3. Pour in Grace coconut milk, stir well and allow to boil for five minutes. Add cubed yam, dasheen and sweet potato. Bring to a boil.
4. Mix in garlic, escallion, celery, carrots and thyme.
5. Dissolve contents of seasoning sachet in 1/4 cup (60ml) of remaining water, pour into pot stirring thoroughly.
6. Stir in cubes of Irish potatoes and Grace Earth Chef Veggie Stewed Beef.
7. Reduce flame, add sliced okras.
8. Remove crushed escallion and thyme and gently put whole scotch bonnet pepper in; stir in pimento berries.
9. Adjust flavour using remaining salt, and thickness using remaining water, if desired. Allow to simmer for an additional 10 minutes.
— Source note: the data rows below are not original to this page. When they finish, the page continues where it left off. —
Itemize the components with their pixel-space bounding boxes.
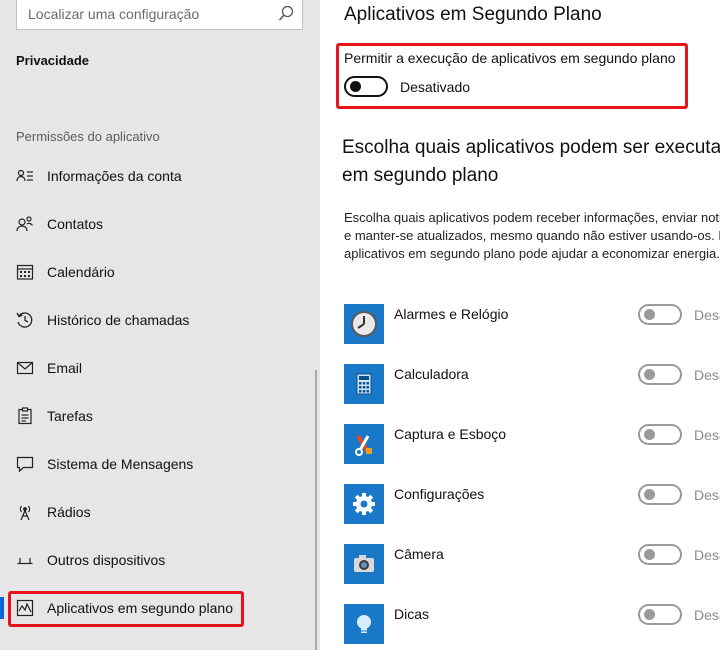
app-toggle-switch[interactable]: [638, 544, 682, 565]
app-toggle-switch[interactable]: [638, 304, 682, 325]
app-row: Configurações Desativado: [320, 484, 720, 530]
toggle-knob: [350, 81, 361, 92]
search-placeholder: Localizar uma configuração: [28, 6, 200, 22]
sidebar-scrollbar[interactable]: [315, 370, 317, 650]
sidebar-item-background-apps[interactable]: Aplicativos em segundo plano: [0, 588, 318, 628]
app-row: Dicas Desativado: [320, 604, 720, 650]
lightbulb-icon: [344, 604, 384, 644]
messaging-icon: [16, 455, 34, 473]
app-toggle-switch[interactable]: [638, 604, 682, 625]
selection-indicator: [0, 597, 4, 619]
app-name: Calculadora: [394, 366, 469, 382]
app-toggle-switch[interactable]: [638, 484, 682, 505]
app-toggle-state: Desativado: [694, 427, 720, 443]
sidebar-item-label: Rádios: [47, 504, 91, 520]
account-info-icon: [16, 167, 34, 185]
app-toggle-state: Desativado: [694, 607, 720, 623]
sidebar-item-label: Email: [47, 360, 83, 376]
tasks-icon: [16, 407, 34, 425]
sidebar-item-label: Histórico de chamadas: [47, 312, 190, 328]
sidebar-item-label: Tarefas: [47, 408, 93, 424]
calendar-icon: [16, 263, 34, 281]
call-history-icon: [16, 311, 34, 329]
sidebar-item-label: Outros dispositivos: [47, 552, 166, 568]
sidebar-item-account-info[interactable]: Informações da conta: [0, 156, 318, 196]
gear-icon: [344, 484, 384, 524]
toggle-knob: [644, 489, 655, 500]
other-devices-icon: [16, 551, 34, 569]
toggle-knob: [644, 609, 655, 620]
snip-sketch-icon: [344, 424, 384, 464]
app-toggle-switch[interactable]: [638, 424, 682, 445]
contacts-icon: [16, 215, 34, 233]
master-toggle-label: Permitir a execução de aplicativos em se…: [344, 50, 676, 66]
sidebar-item-contacts[interactable]: Contatos: [0, 204, 318, 244]
app-row: Captura e Esboço Desativado: [320, 424, 720, 470]
section-heading: Escolha quais aplicativos podem ser exec…: [342, 137, 720, 186]
sidebar-item-tasks[interactable]: Tarefas: [0, 396, 318, 436]
sidebar-item-label: Contatos: [47, 216, 104, 232]
toggle-knob: [644, 369, 655, 380]
sidebar-item-label: Sistema de Mensagens: [47, 456, 194, 472]
alarm-clock-icon: [344, 304, 384, 344]
sidebar-item-label: Informações da conta: [47, 168, 182, 184]
toggle-knob: [644, 549, 655, 560]
app-row: Câmera Desativado: [320, 544, 720, 590]
search-icon[interactable]: [278, 5, 294, 23]
sidebar-item-other-devices[interactable]: Outros dispositivos: [0, 540, 318, 580]
radios-icon: [16, 503, 34, 521]
email-icon: [16, 359, 34, 377]
sidebar: Localizar uma configuração Privacidade P…: [0, 0, 320, 650]
toggle-knob: [644, 309, 655, 320]
sidebar-item-email[interactable]: Email: [0, 348, 318, 388]
sidebar-item-label: Aplicativos em segundo plano: [47, 600, 234, 616]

Serves four to six persons
Preparation time: 15 minutes
Cooking time: 45 minutes
Veggie Curried Mutton
Ingredients
1 pack Grace Earth Chef Veggie Curried Mutton
2 cups boiling water
1tbs Grace vegetable oil
4 cloves garlic, minced
1tsp ginger, grated
4 stalks escallion, chopped
2 sprigs thyme, chopped
1 whole green Scotch bonnet pepper
8oz carrots, cubed
8oz Irish potato, cubed
8oz onion, diced
1 medium sweep pepper, chopped
3 whole pimento berries, crushed
1tsp salt
Method
1. Place Grace Earth Chef Veggie Curried Mutton in a two (litres/quarts) bowl and pour two cups (500ml) boiling water and leave to rehydrate for five minutes.
2. Sprinkle on the contents of the seasoning sachet, mix well and leave to marinate for five minutes.
3. Heat Grace vegetable oil in a large skillet; add minced garlic and grated ginger and allow to burn for one minute.
4. Add seasoned Grace Earth Chef Veggie Curried Mutton to pot and stir well.
5. Add chopped escallion, thyme and pepper, stir well. Cover and allow to simmer for three minutes.
6. Stir in cubed Irish potatoes and allow to cook for five minutes.
7. Gently fold in diced carrots, onions, sweet pepper and crushed pimento berries. Allow to simmer for an additional two minutes.
8. Remove from flame and serve.
Serves four
Preparation time: 15 minutes
Cook time: 12-15 minutes
Eating healthy has been kicked up a few notches with the introduction of Grace Foods' Earth Chef.
Left: For curry lovers, veggie curried mutton with string beans served with steam rice. Right: Very easy to prepare and looking so delicious it would make your mouth water, Dian Robinson's veggie minced beef with broccolli.